Awesome

cppminer

cppminer produces a code2seq compatible datasets from C++ code bases.

Experimental C++ dataset mined from the Chromium project sources.

This tool consists from three scripts which should be run consistently.

1. Miner

The miner.py is the main utility which traverse c++ sources, parse them and produce raw dataset files.

It has following command line interface:

usage: miner.py [-h] [-c contexts-number] [-l path-length] [-d ast-depth] [-p processes-number] [-e libclang-path] path out

positional arguments:
  path                  the path sources directory
  out                   the output path

optional arguments:
  -h, --help            show this help message and exit
  -c contexts-number, --max_contexts_num contexts-number
                        maximum number of contexts per sample
  -l path-length, --max_path_len path-length
                        maximum path length (0 - no limit)
  -d ast-depth, --max_ast_depth ast-depth
                        maximum depth of AST (0 - no limit)
  -p processes-number, --processes_num processes-number
                        number of parallel processes
  -e libclang-path, --libclang libclang-path
                        path to libclang.so file

The input path is traversed recursively and all files with following extensions c, cc, cpp are parsed. It is recommended to use the c++ compilation database which provides all required compilation flags for project files.

These files have following format:

Each row is an example.
Each example is a space-delimited list of fields, where:
1. The first field is the target label, internally delimited by the "|" character (for example: compare|ignore|case)
2. Each of the following field are contexts, where each context has three components separated by commas (","). None of these components can include spaces nor commas.

Context's components are a token, a path, and another token.

Each token component is a token in the code, split to subtokens using the "|" character.
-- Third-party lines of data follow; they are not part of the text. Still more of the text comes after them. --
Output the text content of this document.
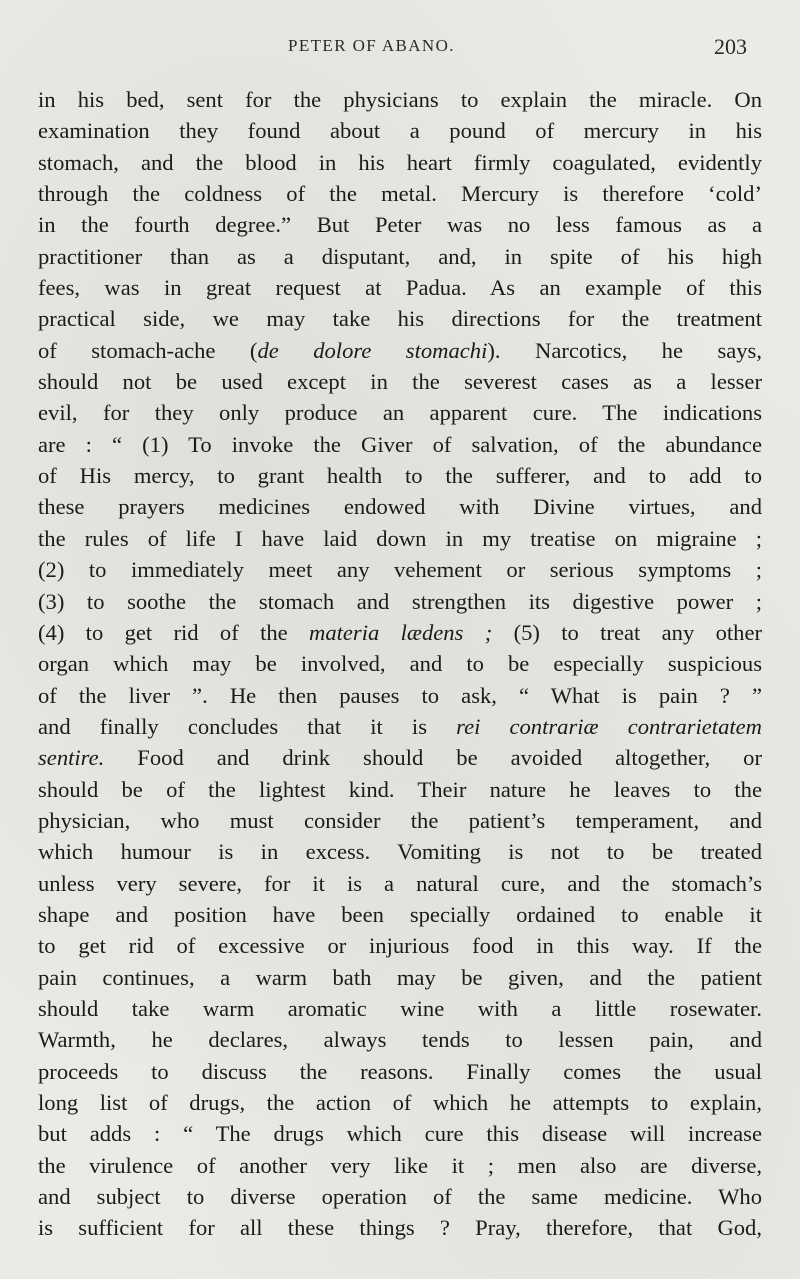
PETER OF ABANO.	203
in his bed, sent for the physicians to explain the miracle. On
examination they found about a pound of mercury in his
stomach, and the blood in his heart firmly coagulated, evidently
through the coldness of the metal. Mercury is therefore ‘cold’
in the fourth degree.” But Peter was no less famous as a
practitioner than as a disputant, and, in spite of his high
fees, was in great request at Padua. As an example of this
practical side, we may take his directions for the treatment
of stomach-ache (de dolore stomachi). Narcotics, he says,
should not be used except in the severest cases as a lesser
evil, for they only produce an apparent cure. The indications
are : “ (1) To invoke the Giver of salvation, of the abundance
of His mercy, to grant health to the sufferer, and to add to
these prayers medicines endowed with Divine virtues, and
the rules of life I have laid down in my treatise on migraine ;
(2) to immediately meet any vehement or serious symptoms ;
(3) to soothe the stomach and strengthen its digestive power ;
(4) to get rid of the materia lædens ; (5) to treat any other
organ which may be involved, and to be especially suspicious
of the liver ”. He then pauses to ask, “ What is pain ? ”
and finally concludes that it is rei contrariæ contrarietatem
sentire. Food and drink should be avoided altogether, or
should be of the lightest kind. Their nature he leaves to the
physician, who must consider the patient’s temperament, and
which humour is in excess. Vomiting is not to be treated
unless very severe, for it is a natural cure, and the stomach’s
shape and position have been specially ordained to enable it
to get rid of excessive or injurious food in this way. If the
pain continues, a warm bath may be given, and the patient
should take warm aromatic wine with a little rosewater.
Warmth, he declares, always tends to lessen pain, and
proceeds to discuss the reasons. Finally comes the usual
long list of drugs, the action of which he attempts to explain,
but adds : “ The drugs which cure this disease will increase
the virulence of another very like it ; men also are diverse,
and subject to diverse operation of the same medicine. Who
is sufficient for all these things ? Pray, therefore, that God,
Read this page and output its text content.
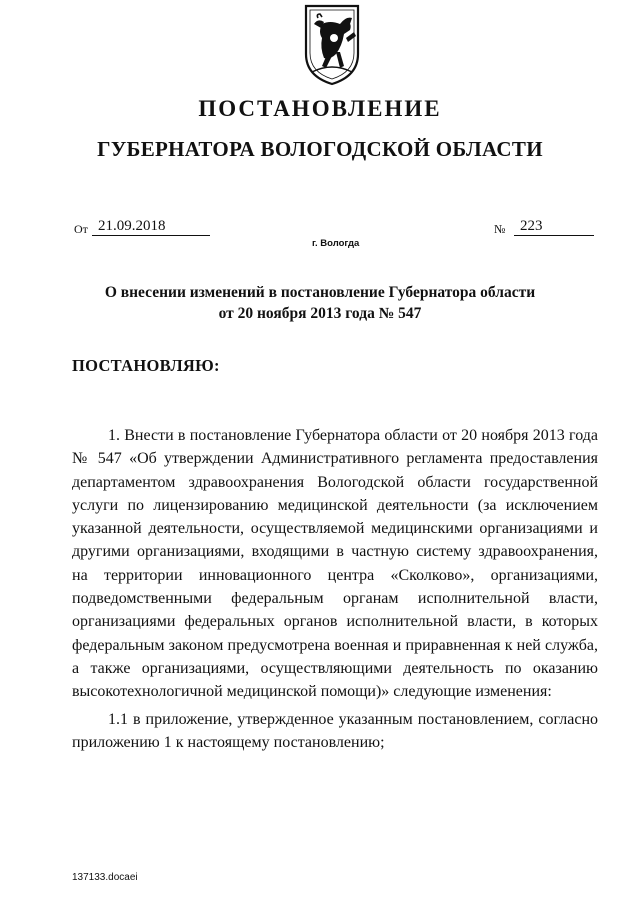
ПОСТАНОВЛЕНИЕ
ГУБЕРНАТОРА ВОЛОГОДСКОЙ ОБЛАСТИ
От 21.09.2018	№ 223
г. Вологда
О внесении изменений в постановление Губернатора области
от 20 ноября 2013 года № 547
ПОСТАНОВЛЯЮ:

1. Внести в постановление Губернатора области от 20 ноября 2013 года № 547 «Об утверждении Административного регламента предоставления департаментом здравоохранения Вологодской области государственной услуги по лицензированию медицинской деятельности (за исключением указанной деятельности, осуществляемой медицинскими организациями и другими организациями, входящими в частную систему здравоохранения, на территории инновационного центра «Сколково», организациями, подведомственными федеральным органам исполнительной власти, организациями федеральных органов исполнительной власти, в которых федеральным законом предусмотрена военная и приравненная к ней служба, а также организациями, осуществляющими деятельность по оказанию высокотехнологичной медицинской помощи)» следующие изменения:

1.1 в приложение, утвержденное указанным постановлением, согласно приложению 1 к настоящему постановлению;

137133.docaei
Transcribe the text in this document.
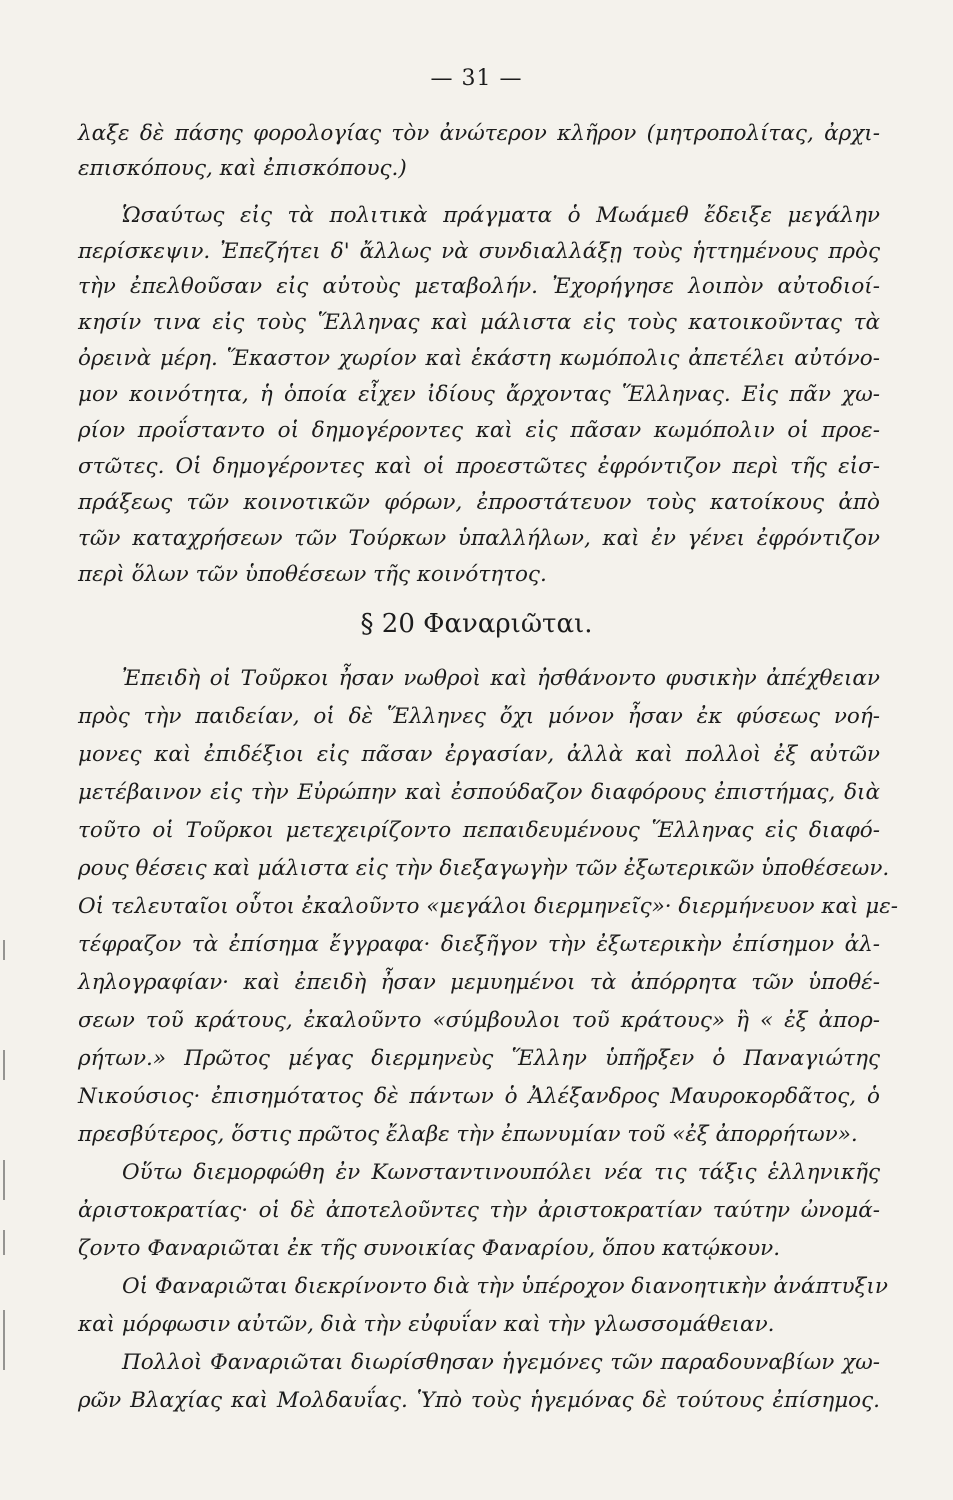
— 31 —
λαξε δὲ πάσης φορολογίας τὸν ἀνώτερον κλῆρον (μητροπολίτας, ἀρχι-
επισκόπους, καὶ ἐπισκόπους.)
Ὡσαύτως εἰς τὰ πολιτικὰ πράγματα ὁ Μωάμεθ ἔδειξε μεγάλην
περίσκεψιν. Ἐπεζήτει δ' ἄλλως νὰ συνδιαλλάξῃ τοὺς ἡττημένους πρὸς
τὴν ἐπελθοῦσαν εἰς αὐτοὺς μεταβολήν. Ἐχορήγησε λοιπὸν αὐτοδιοί-
κησίν τινα εἰς τοὺς Ἕλληνας καὶ μάλιστα εἰς τοὺς κατοικοῦντας τὰ
ὀρεινὰ μέρη. Ἕκαστον χωρίον καὶ ἑκάστη κωμόπολις ἀπετέλει αὐτόνο-
μον κοινότητα, ἡ ὁποία εἶχεν ἰδίους ἄρχοντας Ἕλληνας. Εἰς πᾶν χω-
ρίον προΐσταντο οἱ δημογέροντες καὶ εἰς πᾶσαν κωμόπολιν οἱ προε-
στῶτες. Οἱ δημογέροντες καὶ οἱ προεστῶτες ἐφρόντιζον περὶ τῆς εἰσ-
πράξεως τῶν κοινοτικῶν φόρων, ἐπροστάτευον τοὺς κατοίκους ἀπὸ
τῶν καταχρήσεων τῶν Τούρκων ὑπαλλήλων, καὶ ἐν γένει ἐφρόντιζον
περὶ ὅλων τῶν ὑποθέσεων τῆς κοινότητος.
§ 20 Φαναριῶται.
Ἐπειδὴ οἱ Τοῦρκοι ἦσαν νωθροὶ καὶ ἠσθάνοντο φυσικὴν ἀπέχθειαν
πρὸς τὴν παιδείαν, οἱ δὲ Ἕλληνες ὄχι μόνον ἦσαν ἐκ φύσεως νοή-
μονες καὶ ἐπιδέξιοι εἰς πᾶσαν ἐργασίαν, ἀλλὰ καὶ πολλοὶ ἐξ αὐτῶν
μετέβαινον εἰς τὴν Εὐρώπην καὶ ἐσπούδαζον διαφόρους ἐπιστήμας, διὰ
τοῦτο οἱ Τοῦρκοι μετεχειρίζοντο πεπαιδευμένους Ἕλληνας εἰς διαφό-
ρους θέσεις καὶ μάλιστα εἰς τὴν διεξαγωγὴν τῶν ἐξωτερικῶν ὑποθέσεων.
Οἱ τελευταῖοι οὗτοι ἐκαλοῦντο «μεγάλοι διερμηνεῖς»· διερμήνευον καὶ με-
τέφραζον τὰ ἐπίσημα ἔγγραφα· διεξῆγον τὴν ἐξωτερικὴν ἐπίσημον ἀλ-
ληλογραφίαν· καὶ ἐπειδὴ ἦσαν μεμυημένοι τὰ ἀπόρρητα τῶν ὑποθέ-
σεων τοῦ κράτους, ἐκαλοῦντο «σύμβουλοι τοῦ κράτους» ἢ « ἐξ ἀπορ-
ρήτων.» Πρῶτος μέγας διερμηνεὺς Ἕλλην ὑπῆρξεν ὁ Παναγιώτης
Νικούσιος· ἐπισημότατος δὲ πάντων ὁ Ἀλέξανδρος Μαυροκορδᾶτος, ὁ
πρεσβύτερος, ὅστις πρῶτος ἔλαβε τὴν ἐπωνυμίαν τοῦ «ἐξ ἀπορρήτων».
Οὕτω διεμορφώθη ἐν Κωνσταντινουπόλει νέα τις τάξις ἑλληνικῆς
ἀριστοκρατίας· οἱ δὲ ἀποτελοῦντες τὴν ἀριστοκρατίαν ταύτην ὠνομά-
ζοντο Φαναριῶται ἐκ τῆς συνοικίας Φαναρίου, ὅπου κατῴκουν.
Οἱ Φαναριῶται διεκρίνοντο διὰ τὴν ὑπέροχον διανοητικὴν ἀνάπτυξιν
καὶ μόρφωσιν αὐτῶν, διὰ τὴν εὐφυΐαν καὶ τὴν γλωσσομάθειαν.
Πολλοὶ Φαναριῶται διωρίσθησαν ἡγεμόνες τῶν παραδουναβίων χω-
ρῶν Βλαχίας καὶ Μολδαυΐας. Ὑπὸ τοὺς ἡγεμόνας δὲ τούτους ἐπίσημος.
Each path is a path between two tokens, split to path nodes using the "|" character. Example for a context:

my|key,StringExression|MethodCall|Name,get|value

Here my|key and get|value are tokens, and StringExression|MethodCall|Name is the syntactic path that connects them.

2. Merge

The merge.py is the utility which concatenates all raw file, shuffles them and produce three files dataset.train.c2s, dataset.test.c2s and dataset.val.c2s into the given directory. Also it can clean source files after merging. The important settings is the map_file_size which defines the size of the database file used for merging, you should increase default value of 6Gb for large datasets.

It has following command line interface:

usage: merge.py [-h] [-c clear_resources_flag] [-m map_file_size] path

merge resources generated by cppminer to a code2seq dataset

positional arguments:
  path                  the dataset sources path

optional arguments:
  -h, --help            show this help message and exit
  -c clear_resources_flag, --clear_resources clear_resources_flag
                        if True clear resource files
  -m map_file_size, --map_size map_file_size
                        size of the DB file, default(6442450944 bytes)

3. Code2vec preprocess

The third utility is the preprocess.sh from the code2seq folder, this is modified script from the original project which generates dataset in format suitable for the code2seq model. in general it creates new files with truncated and padded number of paths for each example.